Business risks include High inventory days (115) indicate slower turnover and elevated working capital tied to long-lead projects, raising obsolescence and margin risk if demand softens., Large project execution risk: higher contract assets (+¥114.4bn) and contract liabilities (+¥81.9bn) increase milestone and delivery timing sensitivity., Commodity and input cost fluctuations can pressure gross margin despite recent improvements., FX exposure with ~50% overseas sales introduces translation and transaction volatility., Semiconductor & Device cyclicality could compress margins despite current 18.4% segment margin., Pension asset volatility: large positive remeasurement in OCI this year may reverse with market moves..
Financial risks include Rise in other current financial liabilities (+~¥210.5bn) increases short-term funding and working capital management complexity., M&A integration risk from higher intangibles (+¥253.8bn) if synergies underdeliver., Contract asset growth elevates cash collection timing risk if customer acceptance is delayed..

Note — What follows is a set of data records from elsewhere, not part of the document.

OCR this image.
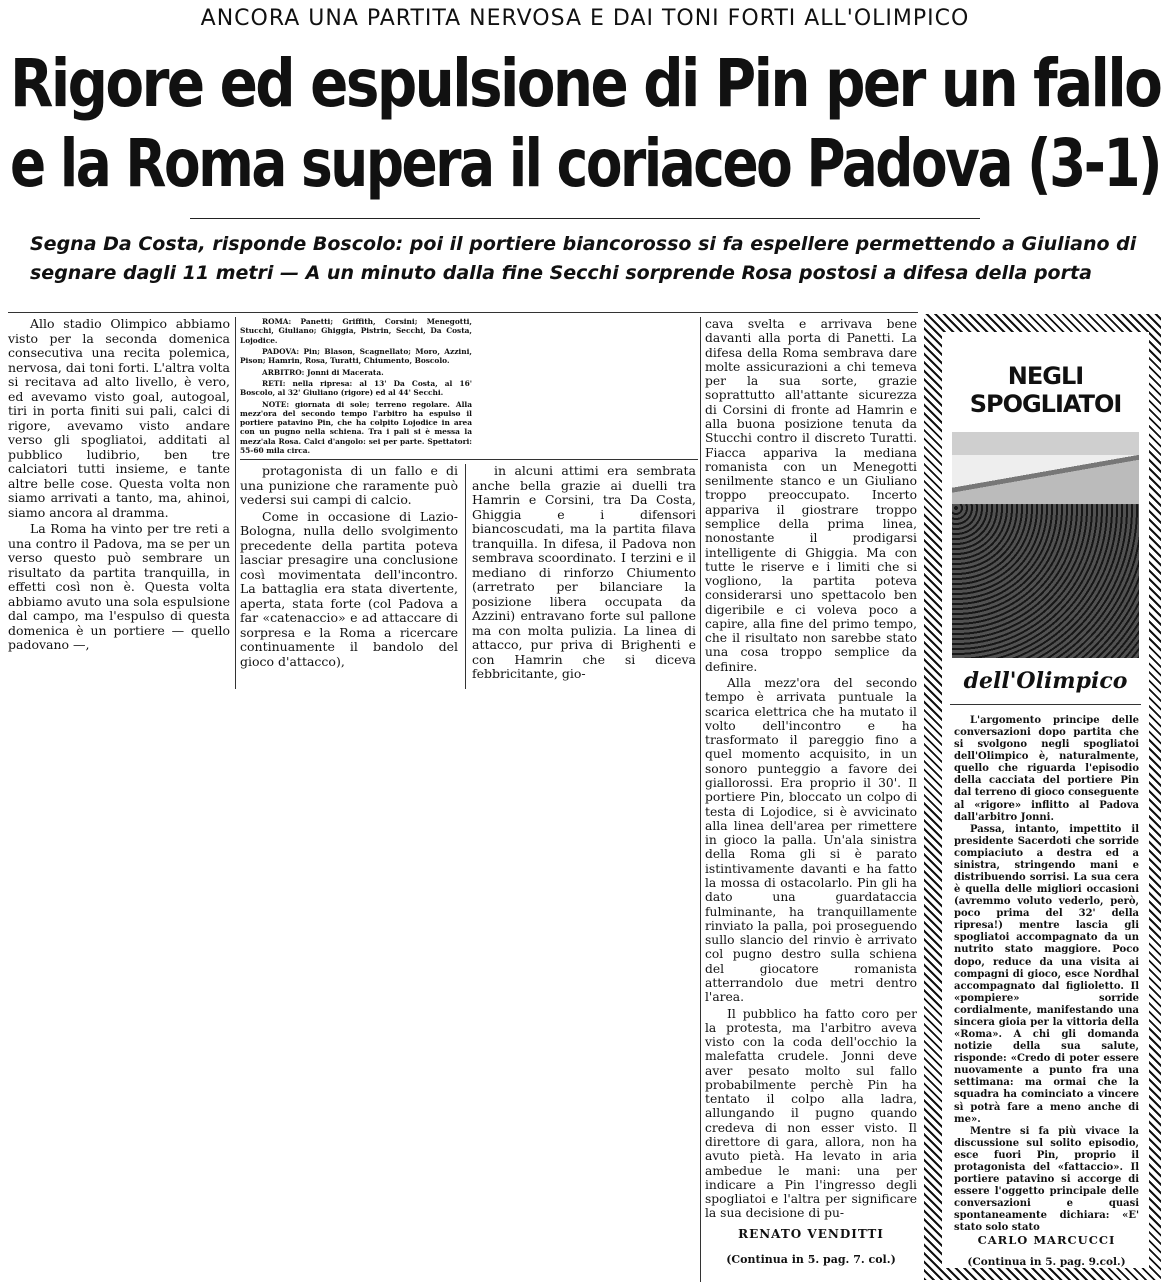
ANCORA UNA PARTITA NERVOSA E DAI TONI FORTI ALL'OLIMPICO
Rigore ed espulsione di Pin per un fallo
e la Roma supera il coriaceo Padova (3-1)
Segna Da Costa, risponde Boscolo: poi il portiere biancorosso si fa espellere permettendo a Giuliano di segnare dagli 11 metri — A un minuto dalla fine Secchi sorprende Rosa postosi a difesa della porta

Allo stadio Olimpico abbiamo visto per la seconda domenica consecutiva una recita polemica, nervosa, dai toni forti. L'altra volta si recitava ad alto livello, è vero, ed avevamo visto goal, autogoal, tiri in porta finiti sui pali, calci di rigore, avevamo visto andare verso gli spogliatoi, additati al pubblico ludibrio, ben tre calciatori tutti insieme, e tante altre belle cose. Questa volta non siamo arrivati a tanto, ma, ahinoi, siamo ancora al dramma.

La Roma ha vinto per tre reti a una contro il Padova, ma se per un verso questo può sembrare un risultato da partita tranquilla, in effetti così non è. Questa volta abbiamo avuto una sola espulsione dal campo, ma l'espulso di questa domenica è un portiere — quello padovano —,

ROMA: Panetti; Griffith, Corsini; Menegotti, Stucchi, Giuliano; Ghiggia, Pistrin, Secchi, Da Costa, Lojodice.

PADOVA: Pin; Blason, Scagnellato; Moro, Azzini, Pison; Hamrin, Rosa, Turatti, Chiumento, Boscolo.

ARBITRO: Jonni di Macerata.

RETI: nella ripresa: al 13' Da Costa, al 16' Boscolo, al 32' Giuliano (rigore) ed al 44' Secchi.

NOTE: giornata di sole; terreno regolare. Alla mezz'ora del secondo tempo l'arbitro ha espulso il portiere patavino Pin, che ha colpito Lojodice in area con un pugno nella schiena. Tra i pali si è messa la mezz'ala Rosa. Calci d'angolo: sei per parte. Spettatori: 55-60 mila circa.

protagonista di un fallo e di una punizione che raramente può vedersi sui campi di calcio.

Come in occasione di Lazio-Bologna, nulla dello svolgimento precedente della partita poteva lasciar presagire una conclusione così movimentata dell'incontro. La battaglia era stata divertente, aperta, stata forte (col Padova a far «catenaccio» e ad attaccare di sorpresa e la Roma a ricercare continuamente il bandolo del gioco d'attacco),

in alcuni attimi era sembrata anche bella grazie ai duelli tra Hamrin e Corsini, tra Da Costa, Ghiggia e i difensori biancoscudati, ma la partita filava tranquilla. In difesa, il Padova non sembrava scoordinato. I terzini e il mediano di rinforzo Chiumento (arretrato per bilanciare la posizione libera occupata da Azzini) entravano forte sul pallone ma con molta pulizia. La linea di attacco, pur priva di Brighenti e con Hamrin che si diceva febbricitante, gio-

cava svelta e arrivava bene davanti alla porta di Panetti. La difesa della Roma sembrava dare molte assicurazioni a chi temeva per la sua sorte, grazie soprattutto all'attante sicurezza di Corsini di fronte ad Hamrin e alla buona posizione tenuta da Stucchi contro il discreto Turatti. Fiacca appariva la mediana romanista con un Menegotti senilmente stanco e un Giuliano troppo preoccupato. Incerto appariva il giostrare troppo semplice della prima linea, nonostante il prodigarsi intelligente di Ghiggia. Ma con tutte le riserve e i limiti che si vogliono, la partita poteva considerarsi uno spettacolo ben digeribile e ci voleva poco a capire, alla fine del primo tempo, che il risultato non sarebbe stato una cosa troppo semplice da definire.

Alla mezz'ora del secondo tempo è arrivata puntuale la scarica elettrica che ha mutato il volto dell'incontro e ha trasformato il pareggio fino a quel momento acquisito, in un sonoro punteggio a favore dei giallorossi. Era proprio il 30'. Il portiere Pin, bloccato un colpo di testa di Lojodice, si è avvicinato alla linea dell'area per rimettere in gioco la palla. Un'ala sinistra della Roma gli si è parato istintivamente davanti e ha fatto la mossa di ostacolarlo. Pin gli ha dato una guardataccia fulminante, ha tranquillamente rinviato la palla, poi proseguendo sullo slancio del rinvio è arrivato col pugno destro sulla schiena del giocatore romanista atterrandolo due metri dentro l'area.

Il pubblico ha fatto coro per la protesta, ma l'arbitro aveva visto con la coda dell'occhio la malefatta crudele. Jonni deve aver pesato molto sul fallo probabilmente perchè Pin ha tentato il colpo alla ladra, allungando il pugno quando credeva di non esser visto. Il direttore di gara, allora, non ha avuto pietà. Ha levato in aria ambedue le mani: una per indicare a Pin l'ingresso degli spogliatoi e l'altra per significare la sua decisione di pu-

RENATO VENDITTI
(Continua in 5. pag. 7. col.)
NEGLI SPOGLIATOI
dell'Olimpico

L'argomento principe delle conversazioni dopo partita che si svolgono negli spogliatoi dell'Olimpico è, naturalmente, quello che riguarda l'episodio della cacciata del portiere Pin dal terreno di gioco conseguente al «rigore» inflitto al Padova dall'arbitro Jonni.

Passa, intanto, impettito il presidente Sacerdoti che sorride compiaciuto a destra ed a sinistra, stringendo mani e distribuendo sorrisi. La sua cera è quella delle migliori occasioni (avremmo voluto vederlo, però, poco prima del 32' della ripresa!) mentre lascia gli spogliatoi accompagnato da un nutrito stato maggiore. Poco dopo, reduce da una visita ai compagni di gioco, esce Nordhal accompagnato dal figlioletto. Il «pompiere» sorride cordialmente, manifestando una sincera gioia per la vittoria della «Roma». A chi gli domanda notizie della sua salute, risponde: «Credo di poter essere nuovamente a punto fra una settimana: ma ormai che la squadra ha cominciato a vincere sì potrà fare a meno anche di me».

Mentre si fa più vivace la discussione sul solito episodio, esce fuori Pin, proprio il protagonista del «fattaccio». Il portiere patavino si accorge di essere l'oggetto principale delle conversazioni e quasi spontaneamente dichiara: «E' stato solo stato

CARLO MARCUCCI
(Continua in 5. pag. 9.col.)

Key concerns include ⚠️ HIGH_INVENTORY_DAYS: DIO at 115 days (>90 and >60) suggests excess inventory build; in context of project-heavy businesses this can occur during ramp, but it is above healthy manufacturing benchmarks and requires active reduction to prevent margin drag., Execution on Infrastructure backlogs must translate into cash to avoid extended cash conversion cycles., Sustaining ordinary income tailwinds (equity-method gains, low finance costs) may be harder if macro slows or rates rise..
Key takeaways include Broad-based growth with operating margin expansion to 7.3% and net margin to 6.9%., Strong earnings quality: OCF/NI ~1.41x and FCF ¥231.6bn despite higher investment., Balance sheet resilience: equity ratio 60.9%, debt/EBITDA ~0.5x, interest coverage ~62x., Segments: Infrastructure and Life are key profit engines; Industry & Mobility recovery boosted OP growth., Inventory days remain elevated at 115; normalization is a central catalyst for further ROE uplift., FY2027 guidance (sales ¥6.2tn, owners’ NI ¥475bn) implies continued momentum and room for disciplined shareholder returns..
Metrics to watch include Inventory DIO and cash conversion cycle trajectory, Contract assets/liabilities balance and milestone cash collections, Segment margins in Infrastructure and Industry & Mobility, Equity-method income run-rate and commodity/FX sensitivities, Capex and acquisition spend vs OCF (cash conversion >0.9x target), Total return ratio vs FCF sustainability.
Regarding relative positioning, Within Japanese diversified industrials, Mitsubishi Electric exhibits stronger balance sheet quality and improving margin trajectory, with earnings quality above peers due to robust OCF. Key differentiators are Infrastructure margin expansion and disciplined capital allocation; watch inventory normalization and project execution to close the ROE gap toward double digits.